Materials and Methods

Animals

Male Sprague-Dawley rats weighing 250–300 g (Harlan Laboratories) were housed under temperature- and light-controlled conditions (12-h light/dark cycle) with food and water available ad libitum. All rats were included in behavioral analysis and then distributed to follow-up pharmacological, immunohistochemical, Western blot and electrophysiological analyses. The numbers of rats used in these follow-up studies are detailed in the relevant sections below. All experimental protocols were approved by the Institutional Animal Care and Use Committee of The University of Texas MD Anderson Cancer Center and performed in accordance with the National Institutes of Health Guide for the Care and Use of Laboratory Animals.
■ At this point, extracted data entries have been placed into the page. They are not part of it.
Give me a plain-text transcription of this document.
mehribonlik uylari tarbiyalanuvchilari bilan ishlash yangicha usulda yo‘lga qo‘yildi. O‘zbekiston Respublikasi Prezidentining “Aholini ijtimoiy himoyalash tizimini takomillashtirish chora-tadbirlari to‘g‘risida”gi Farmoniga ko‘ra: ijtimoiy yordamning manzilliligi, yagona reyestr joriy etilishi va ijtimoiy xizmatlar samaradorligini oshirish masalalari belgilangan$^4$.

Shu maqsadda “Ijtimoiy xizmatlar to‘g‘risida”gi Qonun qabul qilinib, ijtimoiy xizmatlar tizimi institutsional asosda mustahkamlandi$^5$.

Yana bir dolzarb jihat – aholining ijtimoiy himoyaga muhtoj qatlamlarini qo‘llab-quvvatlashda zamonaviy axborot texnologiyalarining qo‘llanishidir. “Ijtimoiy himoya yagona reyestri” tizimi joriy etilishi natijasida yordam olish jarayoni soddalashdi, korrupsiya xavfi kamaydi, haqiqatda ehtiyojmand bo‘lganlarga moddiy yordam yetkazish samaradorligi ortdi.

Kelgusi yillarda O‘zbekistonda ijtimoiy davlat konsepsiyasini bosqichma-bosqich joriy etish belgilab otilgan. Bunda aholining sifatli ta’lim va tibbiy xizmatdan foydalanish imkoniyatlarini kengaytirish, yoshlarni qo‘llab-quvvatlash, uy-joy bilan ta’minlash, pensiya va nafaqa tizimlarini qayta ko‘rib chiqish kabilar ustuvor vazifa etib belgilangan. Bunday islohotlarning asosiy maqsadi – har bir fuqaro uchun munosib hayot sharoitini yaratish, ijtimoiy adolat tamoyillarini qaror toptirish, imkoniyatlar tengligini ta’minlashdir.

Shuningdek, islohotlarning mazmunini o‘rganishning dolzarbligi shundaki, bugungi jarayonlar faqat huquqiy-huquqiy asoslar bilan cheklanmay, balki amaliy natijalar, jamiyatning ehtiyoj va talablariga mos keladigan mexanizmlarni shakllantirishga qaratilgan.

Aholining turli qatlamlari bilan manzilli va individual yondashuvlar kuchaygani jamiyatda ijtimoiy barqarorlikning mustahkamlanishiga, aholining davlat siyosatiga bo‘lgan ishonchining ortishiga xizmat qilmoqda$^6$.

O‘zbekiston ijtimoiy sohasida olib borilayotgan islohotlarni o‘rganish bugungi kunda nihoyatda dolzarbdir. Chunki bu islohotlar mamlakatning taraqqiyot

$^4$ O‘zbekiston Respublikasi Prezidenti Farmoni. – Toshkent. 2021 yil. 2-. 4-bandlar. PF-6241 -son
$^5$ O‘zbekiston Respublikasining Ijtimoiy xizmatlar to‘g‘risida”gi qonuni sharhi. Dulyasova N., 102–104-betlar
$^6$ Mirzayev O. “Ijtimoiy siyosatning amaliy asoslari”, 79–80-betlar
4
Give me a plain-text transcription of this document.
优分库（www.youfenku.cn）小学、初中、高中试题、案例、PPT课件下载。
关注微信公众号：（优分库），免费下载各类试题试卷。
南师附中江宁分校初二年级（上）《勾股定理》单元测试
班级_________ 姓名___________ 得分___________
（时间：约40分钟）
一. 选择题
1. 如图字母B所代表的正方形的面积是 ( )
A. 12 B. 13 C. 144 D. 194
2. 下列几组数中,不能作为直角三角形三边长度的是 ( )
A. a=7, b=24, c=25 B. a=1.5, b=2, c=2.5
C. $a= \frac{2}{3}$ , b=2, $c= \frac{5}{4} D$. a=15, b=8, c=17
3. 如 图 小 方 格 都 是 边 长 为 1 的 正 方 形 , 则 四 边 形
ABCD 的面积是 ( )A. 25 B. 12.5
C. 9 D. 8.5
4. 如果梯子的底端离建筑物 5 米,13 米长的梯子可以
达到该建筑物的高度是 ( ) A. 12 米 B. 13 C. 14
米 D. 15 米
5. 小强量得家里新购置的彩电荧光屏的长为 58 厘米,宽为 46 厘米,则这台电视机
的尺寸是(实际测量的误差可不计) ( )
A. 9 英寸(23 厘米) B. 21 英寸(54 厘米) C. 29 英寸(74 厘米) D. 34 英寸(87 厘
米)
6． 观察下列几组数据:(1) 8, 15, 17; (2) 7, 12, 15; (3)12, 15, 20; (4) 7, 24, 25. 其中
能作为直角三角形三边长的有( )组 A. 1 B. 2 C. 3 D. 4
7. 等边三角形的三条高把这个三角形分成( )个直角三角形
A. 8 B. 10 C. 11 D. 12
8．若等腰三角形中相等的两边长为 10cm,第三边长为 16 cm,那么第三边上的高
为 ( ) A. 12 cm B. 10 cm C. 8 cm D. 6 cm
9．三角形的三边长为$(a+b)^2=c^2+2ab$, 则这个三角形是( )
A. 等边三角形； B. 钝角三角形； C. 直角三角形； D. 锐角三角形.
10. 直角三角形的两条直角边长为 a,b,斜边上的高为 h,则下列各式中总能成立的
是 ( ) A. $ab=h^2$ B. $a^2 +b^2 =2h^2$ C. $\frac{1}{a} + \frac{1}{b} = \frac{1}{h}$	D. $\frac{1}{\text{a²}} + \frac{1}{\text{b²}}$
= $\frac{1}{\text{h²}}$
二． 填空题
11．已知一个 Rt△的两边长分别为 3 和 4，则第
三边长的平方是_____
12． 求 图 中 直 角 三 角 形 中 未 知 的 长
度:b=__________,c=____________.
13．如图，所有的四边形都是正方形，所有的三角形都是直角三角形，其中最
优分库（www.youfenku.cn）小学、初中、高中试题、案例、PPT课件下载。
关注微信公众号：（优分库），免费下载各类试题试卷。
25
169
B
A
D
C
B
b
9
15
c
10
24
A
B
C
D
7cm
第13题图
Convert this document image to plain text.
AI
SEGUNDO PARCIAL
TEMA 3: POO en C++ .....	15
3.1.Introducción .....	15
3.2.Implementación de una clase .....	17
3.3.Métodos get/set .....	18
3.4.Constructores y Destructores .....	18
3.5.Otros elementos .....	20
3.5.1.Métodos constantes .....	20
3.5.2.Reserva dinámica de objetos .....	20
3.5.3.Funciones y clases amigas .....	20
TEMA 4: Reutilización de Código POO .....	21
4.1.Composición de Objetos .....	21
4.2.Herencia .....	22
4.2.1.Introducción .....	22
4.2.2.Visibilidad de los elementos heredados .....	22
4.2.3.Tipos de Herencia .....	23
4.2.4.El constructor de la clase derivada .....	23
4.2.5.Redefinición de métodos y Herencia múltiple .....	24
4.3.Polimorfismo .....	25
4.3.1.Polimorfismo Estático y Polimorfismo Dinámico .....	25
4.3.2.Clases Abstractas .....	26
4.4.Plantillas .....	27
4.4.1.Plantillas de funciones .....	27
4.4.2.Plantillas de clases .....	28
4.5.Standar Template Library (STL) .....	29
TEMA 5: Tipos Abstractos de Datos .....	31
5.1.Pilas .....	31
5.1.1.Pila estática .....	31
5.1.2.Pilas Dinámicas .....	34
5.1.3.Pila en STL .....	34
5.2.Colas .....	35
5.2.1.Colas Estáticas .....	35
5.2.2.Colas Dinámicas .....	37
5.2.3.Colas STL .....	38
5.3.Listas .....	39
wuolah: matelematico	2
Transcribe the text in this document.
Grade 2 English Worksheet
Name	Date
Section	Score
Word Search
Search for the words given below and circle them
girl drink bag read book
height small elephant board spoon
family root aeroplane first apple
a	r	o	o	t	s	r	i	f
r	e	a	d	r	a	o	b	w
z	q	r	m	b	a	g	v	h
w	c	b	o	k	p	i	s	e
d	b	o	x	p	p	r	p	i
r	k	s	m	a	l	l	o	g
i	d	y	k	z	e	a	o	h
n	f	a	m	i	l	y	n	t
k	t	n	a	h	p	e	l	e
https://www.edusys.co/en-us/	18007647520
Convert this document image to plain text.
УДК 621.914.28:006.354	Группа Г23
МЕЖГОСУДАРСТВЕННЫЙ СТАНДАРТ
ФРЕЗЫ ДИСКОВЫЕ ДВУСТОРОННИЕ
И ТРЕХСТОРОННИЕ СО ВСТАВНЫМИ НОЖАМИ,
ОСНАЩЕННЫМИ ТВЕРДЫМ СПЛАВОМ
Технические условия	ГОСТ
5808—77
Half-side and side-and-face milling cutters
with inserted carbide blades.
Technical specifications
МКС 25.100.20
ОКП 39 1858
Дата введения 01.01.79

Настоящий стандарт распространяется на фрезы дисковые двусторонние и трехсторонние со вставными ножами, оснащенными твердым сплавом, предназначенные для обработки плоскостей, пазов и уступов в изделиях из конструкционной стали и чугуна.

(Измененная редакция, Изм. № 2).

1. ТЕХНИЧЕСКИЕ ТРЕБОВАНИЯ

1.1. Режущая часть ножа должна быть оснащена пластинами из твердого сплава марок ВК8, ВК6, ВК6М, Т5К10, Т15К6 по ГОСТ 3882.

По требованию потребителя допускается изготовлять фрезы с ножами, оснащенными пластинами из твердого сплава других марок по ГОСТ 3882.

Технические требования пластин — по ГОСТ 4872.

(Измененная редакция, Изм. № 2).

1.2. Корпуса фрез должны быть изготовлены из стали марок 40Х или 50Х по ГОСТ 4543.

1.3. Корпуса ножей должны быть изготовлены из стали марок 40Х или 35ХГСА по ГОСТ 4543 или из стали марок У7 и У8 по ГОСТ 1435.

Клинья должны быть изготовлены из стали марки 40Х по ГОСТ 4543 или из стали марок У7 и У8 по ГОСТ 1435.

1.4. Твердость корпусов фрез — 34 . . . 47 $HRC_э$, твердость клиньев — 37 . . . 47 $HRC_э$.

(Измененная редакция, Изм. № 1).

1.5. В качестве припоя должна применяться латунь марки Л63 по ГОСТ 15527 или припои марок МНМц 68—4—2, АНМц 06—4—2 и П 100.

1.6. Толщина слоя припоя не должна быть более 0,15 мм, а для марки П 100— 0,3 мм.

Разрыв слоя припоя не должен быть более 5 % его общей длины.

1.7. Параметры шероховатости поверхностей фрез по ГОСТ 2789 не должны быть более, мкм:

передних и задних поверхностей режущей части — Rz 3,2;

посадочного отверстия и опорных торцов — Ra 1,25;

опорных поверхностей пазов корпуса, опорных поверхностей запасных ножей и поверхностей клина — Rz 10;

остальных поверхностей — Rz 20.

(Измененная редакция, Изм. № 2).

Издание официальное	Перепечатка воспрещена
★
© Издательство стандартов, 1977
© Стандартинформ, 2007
Every procedure was designed to minimize discomfort and animal use based on a priori statistical power analysis.

Paclitaxel-induced neuropathy model

Rats were given paclitaxel (Teva Pharmaceuticals) as described previously [52] based on the protocol described by Polomano et al. [38]. In brief, pharmaceutical-grade paclitaxel (Taxol) was diluted with sterile saline from the original stock concentration of 6 mg/mL (in 1:1 Cremophor EL: ethanol) to 1 mg/mL and given to the rats at 2 mg/kg intraperitoneally (i.p.) every other day for a total of four injections (days 0, 2, 4, and 6), resulting in a final cumulative dose of 8 mg/kg. Control animals received an equivalent volume of vehicle only, which consisted of equal amounts of Cremophor EL and ethanol diluted with saline to reach a concentration identical to that of the paclitaxel solution. No abnormal spontaneous behavioral changes in the rats were noted during or after either treatment.

TLR4 inhibitor and T-type calcium channel blocker administration

To determine whether treatment with TAK242 (a TLR4 inhibitor) or ML218 hydrochloride (a T-type calcium channel blocker) could prevent paclitaxel-induced CIPN, rats were given one or the other agent beginning 2 days before and then daily through day 2 after treatment with paclitaxel. TAK242 (1 or 3 mg/kg in 500 µL of phosphate-buffered saline [PBS]; EMD Millipore) or 500 µL of PBS only (InvivoGen) was given via intravenous (i.v.) injection (tail vein), whereas ML218 hydrochloride (1 or 10 mg/kg; Tocris Bioscience) in 500 µl of PBS or PBS alone was given via intraperitoneal (i.p.) injection. To determine the role of TLR4 and T-type calcium channels in maintaining paclitaxel-induced neuropathic pain in rats, TAK242 (3 mg/kg in 500 µl PBS) or PBS alone was given via i.v. injection, or ML218 hydrochloride (10 mg/kg in 500 µl PBS) or PBS alone was injected i.p., or ML218 hydrochloride (3µM or 10µM) was injected intrathecally (i.t.) on day 14 after confirmation of paclitaxel-induced mechanical hypersensitivity. The TAK242 and ML218 hydrochloride doses were chosen based on previously published studies [40,50].

Mechanical withdrawal test

The mechanical withdrawal threshold was tested before, during, and after treatment with paclitaxel by an individual blinded to the treatment groups during the mid-light hours (10 a.m.–5 p.m.). The 50% paw withdrawal threshold in response to use of a series of eight Von Frey hairs (0.41–15.10 g) was examined using the up-down method as described previously [8] beginning with a filament having a bending force of 2 g. The animals were placed under clear acrylic cages atop a wire mesh floor. The filaments were applied to the paw just below the pads with no acceleration at a force just sufficient to produce a bend and held for 6–8 s. A quick flick or full withdrawal of the paw was considered a response.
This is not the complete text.